La palma se ha vuelto popular porque la coca ya no da como antes. César Ramírez cuenta que desde hace seis meses el mercado cocalero está congelado: “no hay una comercialización garantizada para este cultivo” resume. Lo justifica con tres razones: como la pandemia ocasionó que varios cargamentos con pasta base de coca se acumularan, ahora hay sobreoferta. Además, el crecimiento en el consumo de drogas sintéticas estaría golpeando al mercado de la cocaína. Y, finalmente, la extradición de alias “Otoniel”, antiguo jefe del Clan del Golfo, que sacaba 20 toneladas de cocaína al mes fuera del país, también estaría afectando la compra de hoja y pasta de coca.
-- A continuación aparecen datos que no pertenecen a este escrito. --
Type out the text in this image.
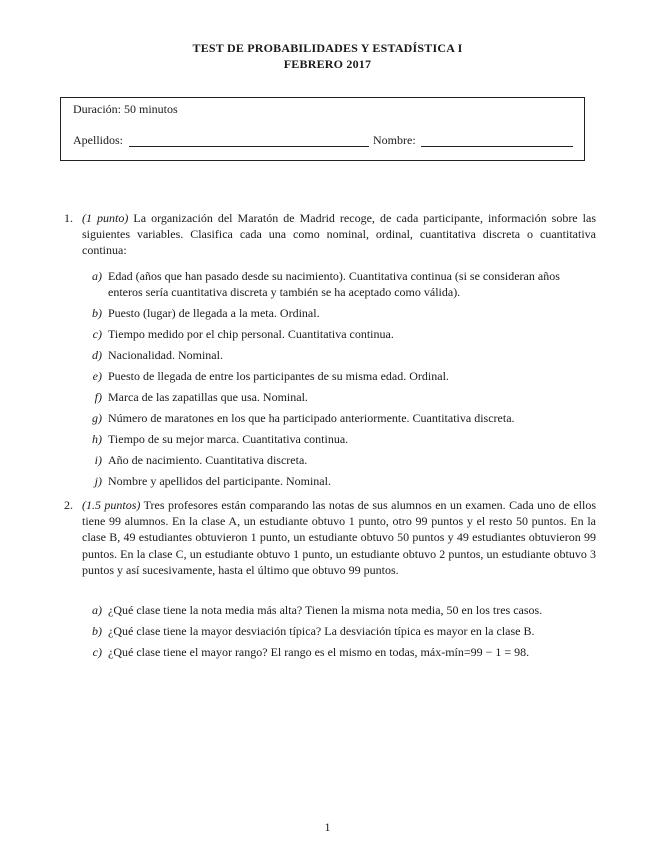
TEST DE PROBABILIDADES Y ESTADÍSTICA I
FEBRERO 2017
Duración: 50 minutos
Apellidos:	Nombre:
1. (1 punto) La organización del Maratón de Madrid recoge, de cada participante, información sobre las siguientes variables. Clasifica cada una como nominal, ordinal, cuantitativa discreta o cuantitativa continua:
a) Edad (años que han pasado desde su nacimiento). Cuantitativa continua (si se consideran años enteros sería cuantitativa discreta y también se ha aceptado como válida).
b) Puesto (lugar) de llegada a la meta. Ordinal.
c) Tiempo medido por el chip personal. Cuantitativa continua.
d) Nacionalidad. Nominal.
e) Puesto de llegada de entre los participantes de su misma edad. Ordinal.
f) Marca de las zapatillas que usa. Nominal.
g) Número de maratones en los que ha participado anteriormente. Cuantitativa discreta.
h) Tiempo de su mejor marca. Cuantitativa continua.
i) Año de nacimiento. Cuantitativa discreta.
j) Nombre y apellidos del participante. Nominal.
2. (1.5 puntos) Tres profesores están comparando las notas de sus alumnos en un examen. Cada uno de ellos tiene 99 alumnos. En la clase A, un estudiante obtuvo 1 punto, otro 99 puntos y el resto 50 puntos. En la clase B, 49 estudiantes obtuvieron 1 punto, un estudiante obtuvo 50 puntos y 49 estudiantes obtuvieron 99 puntos. En la clase C, un estudiante obtuvo 1 punto, un estudiante obtuvo 2 puntos, un estudiante obtuvo 3 puntos y así sucesivamente, hasta el último que obtuvo 99 puntos.
a) ¿Qué clase tiene la nota media más alta? Tienen la misma nota media, 50 en los tres casos.
b) ¿Qué clase tiene la mayor desviación típica? La desviación típica es mayor en la clase B.
c) ¿Qué clase tiene el mayor rango? El rango es el mismo en todas, máx-mín=99 − 1 = 98.
1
Eso ha causado que las comunidades campesinas hayan vuelto sus ojos a la palma. Paradójicamente uno de los ecosistemas más favorables para el pito -el insecto que transmite el Chagas– son las palmas, indica Camila González, investigadora del Centro de Investigaciones en Microbiología y Parasitología Tropical (Cimpat). Ella participó en un estudio en el que se concluyó que “en la medida en que estas extensiones aumentan, también lo hacen las densidades poblacionales de todos estos insectos. Eso lleva a que se amplifique la posibilidad de transmisión de los patógenos que ellos transfieren”. Las personas se asientan cerca a los monocultivos de palma, y con ellos animales silvestres y domésticos: más alimento para el pito.
Un volcán en la piel
“En esas áreas donde se concentra la leishmaniasis, la deforestación fue mucho más intensa que en áreas donde la enfermedad no estaba tan presente”, dice Diego Cuadros, un epidemiólogo que investiga la distribución geográfica de las enfermedades. A lo que se refiere es a que hay una correlación entre la presencia de la leishmaniasis con procesos de deforestación.
Cuadros participó en un estudio que se publicó en el 2019, y que intenta entender cómo se relaciona la distribución geográfica de la leishmaniasis cutánea con factores sociales y económicos en Colombia. “Encontramos que hay muchas más áreas con cultivos de coca en esos focos o ‘hotspots’ de leishmaniasis comparados con otras”, comenta Cuadros. Agrega que, aparte de la coca, hay otras actividades como la ganadería o la minería que también se relacionan con la enfermedad.
Sobre la relación “coca-leishmaniasis” Lina Pinto- García, lideresa de la investigación, opina que “la manera en que la leishmaniasis se transmite, se entiende y se afronta en estos lugares emblemáticos del mal llamado posconflicto nos habla muy directamente sobre las enormes brechas de inequidad que continúan separando la salud rural de la urbana”.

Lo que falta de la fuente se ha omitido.